On another note, there seems to be quite a bit of midtown commercial space available now. About a year ago, any free window space would be gobbled up for a new bank branch, but this trend has reached saturation. There are spaces available in Grand Cetral and on Fifth Ave. I know that there is some lag time between a tenant leaving and space getting leased, but this just is bad. CBRE has been trying to lease the space in 200 Park Ave (which is connected to Grand Central) for at least 6 months now. Desperation should set in soon, as the brokers name gets tarnished by having prime space empty for so long.
"Bear writes:
from AAA do Junk in two months...and we still beleive in those rating agencys!!! Why do we need them if they Downgrade when the company is already dead?"
The job of the ratings agencies is to bayonet the dead.

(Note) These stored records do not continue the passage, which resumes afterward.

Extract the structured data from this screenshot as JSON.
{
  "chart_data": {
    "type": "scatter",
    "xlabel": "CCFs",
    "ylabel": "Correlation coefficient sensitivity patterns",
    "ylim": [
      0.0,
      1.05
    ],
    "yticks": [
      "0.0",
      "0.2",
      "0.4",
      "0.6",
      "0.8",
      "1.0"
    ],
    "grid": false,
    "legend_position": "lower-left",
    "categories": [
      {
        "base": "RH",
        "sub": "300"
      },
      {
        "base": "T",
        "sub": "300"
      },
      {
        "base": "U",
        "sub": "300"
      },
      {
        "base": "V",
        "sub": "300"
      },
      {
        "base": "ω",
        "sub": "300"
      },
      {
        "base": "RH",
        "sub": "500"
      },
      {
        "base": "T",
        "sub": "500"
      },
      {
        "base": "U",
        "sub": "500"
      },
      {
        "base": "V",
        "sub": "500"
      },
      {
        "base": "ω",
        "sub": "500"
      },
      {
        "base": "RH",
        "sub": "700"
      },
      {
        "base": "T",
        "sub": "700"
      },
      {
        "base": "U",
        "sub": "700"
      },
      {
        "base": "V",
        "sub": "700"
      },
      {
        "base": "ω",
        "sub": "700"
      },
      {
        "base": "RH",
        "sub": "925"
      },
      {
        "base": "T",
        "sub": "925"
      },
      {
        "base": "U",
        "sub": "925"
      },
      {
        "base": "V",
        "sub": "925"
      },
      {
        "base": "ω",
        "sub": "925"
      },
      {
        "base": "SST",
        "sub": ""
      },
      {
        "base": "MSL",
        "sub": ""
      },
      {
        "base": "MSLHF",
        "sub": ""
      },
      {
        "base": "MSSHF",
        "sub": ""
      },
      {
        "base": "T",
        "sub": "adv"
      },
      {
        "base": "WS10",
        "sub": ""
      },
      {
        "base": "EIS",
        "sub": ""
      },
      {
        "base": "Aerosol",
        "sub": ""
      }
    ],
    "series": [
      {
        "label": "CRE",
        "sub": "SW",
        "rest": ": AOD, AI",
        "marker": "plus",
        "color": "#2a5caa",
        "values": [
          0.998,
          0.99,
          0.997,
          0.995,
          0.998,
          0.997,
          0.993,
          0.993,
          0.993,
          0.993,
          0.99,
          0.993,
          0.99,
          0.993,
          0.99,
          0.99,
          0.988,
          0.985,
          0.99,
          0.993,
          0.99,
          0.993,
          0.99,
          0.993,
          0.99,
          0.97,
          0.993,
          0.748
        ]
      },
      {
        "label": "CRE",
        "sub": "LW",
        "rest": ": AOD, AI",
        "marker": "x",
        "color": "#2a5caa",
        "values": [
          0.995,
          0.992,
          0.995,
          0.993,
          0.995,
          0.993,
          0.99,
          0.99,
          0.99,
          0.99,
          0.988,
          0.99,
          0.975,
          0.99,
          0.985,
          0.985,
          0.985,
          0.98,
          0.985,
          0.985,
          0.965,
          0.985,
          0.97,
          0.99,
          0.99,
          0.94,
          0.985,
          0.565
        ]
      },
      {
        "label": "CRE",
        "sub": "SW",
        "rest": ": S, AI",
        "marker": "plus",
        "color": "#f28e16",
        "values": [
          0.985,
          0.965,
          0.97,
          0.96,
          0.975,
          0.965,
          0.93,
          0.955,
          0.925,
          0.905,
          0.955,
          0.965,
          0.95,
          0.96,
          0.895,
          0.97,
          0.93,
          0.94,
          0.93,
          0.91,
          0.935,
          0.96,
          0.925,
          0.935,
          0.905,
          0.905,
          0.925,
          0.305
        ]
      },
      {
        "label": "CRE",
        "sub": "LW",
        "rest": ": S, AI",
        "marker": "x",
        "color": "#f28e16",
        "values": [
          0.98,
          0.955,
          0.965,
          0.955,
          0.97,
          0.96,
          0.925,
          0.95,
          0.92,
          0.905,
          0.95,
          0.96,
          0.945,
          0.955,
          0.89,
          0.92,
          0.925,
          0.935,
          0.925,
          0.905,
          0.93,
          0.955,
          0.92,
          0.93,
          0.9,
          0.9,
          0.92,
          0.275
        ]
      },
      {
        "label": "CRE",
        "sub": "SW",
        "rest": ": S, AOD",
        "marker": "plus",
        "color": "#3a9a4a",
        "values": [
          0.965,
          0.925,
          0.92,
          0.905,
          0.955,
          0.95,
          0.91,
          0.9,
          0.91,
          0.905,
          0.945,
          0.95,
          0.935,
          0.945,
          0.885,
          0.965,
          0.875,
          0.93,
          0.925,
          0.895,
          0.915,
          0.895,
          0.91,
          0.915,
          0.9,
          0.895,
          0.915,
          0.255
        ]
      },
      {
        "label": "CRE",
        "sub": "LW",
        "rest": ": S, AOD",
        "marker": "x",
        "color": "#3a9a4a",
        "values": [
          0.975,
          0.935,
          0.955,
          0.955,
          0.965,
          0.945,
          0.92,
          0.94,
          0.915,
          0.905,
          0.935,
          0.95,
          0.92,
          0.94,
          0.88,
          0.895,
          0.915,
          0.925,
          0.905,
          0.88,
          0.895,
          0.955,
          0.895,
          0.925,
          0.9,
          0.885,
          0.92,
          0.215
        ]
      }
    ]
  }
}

In the days before the credit quants went hog wild, credit investors used to track 3 ratings for each credit: the investor's internal rating, the rating implied by market pricing (spreads), and the rating agency's ratings. The rating agency ratings had very little informational content; it tended to lag what the markets priced in already.
The only reason they are "needed" as they provided a independent benchmark of (roughly) how risky a company's debt is, which would determine eligibility for inclusion in portfolios. And to what extent retail investors buy corporate bonds, the rating provides some "due diligence" - which retail investors would almost certianly not do on their own.
Look bond guy - I've had it with everyone pointing fingers at the rating agencies.
It wasn't the agencies fault - it was the model:
FT Alphaville » Blog Archive » FT Alphaville exclusive: Moody’s error gave top ratings to debt products
So, Hoocoodanode and Whatstheodds walk into a bar. Hoocoodanode says, "Hey bartender, a shot of bullshit, please." Whatstheodds thinks for a second and says, "A gaussian on the rocks."
I wonder if the ratings agencies camping on their rating downgrades is figured into the quants' models? The only thing Brownian about this motion is the stench of bullshit in the air.
It wasn't the model; it was the permissive regulatory environment of the Bush Administration.
Reagan called government itself as the hindrance to capitalism. He kept the hand of regulatory guidance away from the S&L private sector thieves (as that's what all capitalists are when we cut to the chase); so they stole and they collapsed the tent on themselves by overextending outside of RE loans.
Bush, much stupider than Reagan, has done the same thing.
The outcome is completely expected. Whocoodanode is the joke word, not a reality.
AFAIK, there's not one person or entity who's calling the future accurately on the other side of this credit evaporation pond. CR is way too conservative, and has been for months. But folks like that; it serves up the whocoodanode-aid by the snifter instead of by the tanker-load.
What attracts me here is the hope that those with more vision will continue to attempt to see beyond, not the claptrap of NPR talking heads. We'll see.
Meanwhile, be long PM's, long commodities, and the pundits and lumpens take the hindmost, and the steaming RE bags. Much, much, much worse will befall the lenders and RE equity holders. It's back to 1994 prices, not 2002 prices. We gotta get real here and watch for tidal wave capitulation, not "oh we're gonna miss the buying oppty" that's the word on the street today.
The job of the ratings agencies is to bayonet the dead.
ROFLMAO! bond guy, I don't always agree with you, but that is f'ing funny!
The job of the ratings agencies is to bayonet the dead.
"Sweet sister, grant your soldier this:
That in good fury, he may feel,
The body where he plants his heel,
Quail from your downward, darting kiss."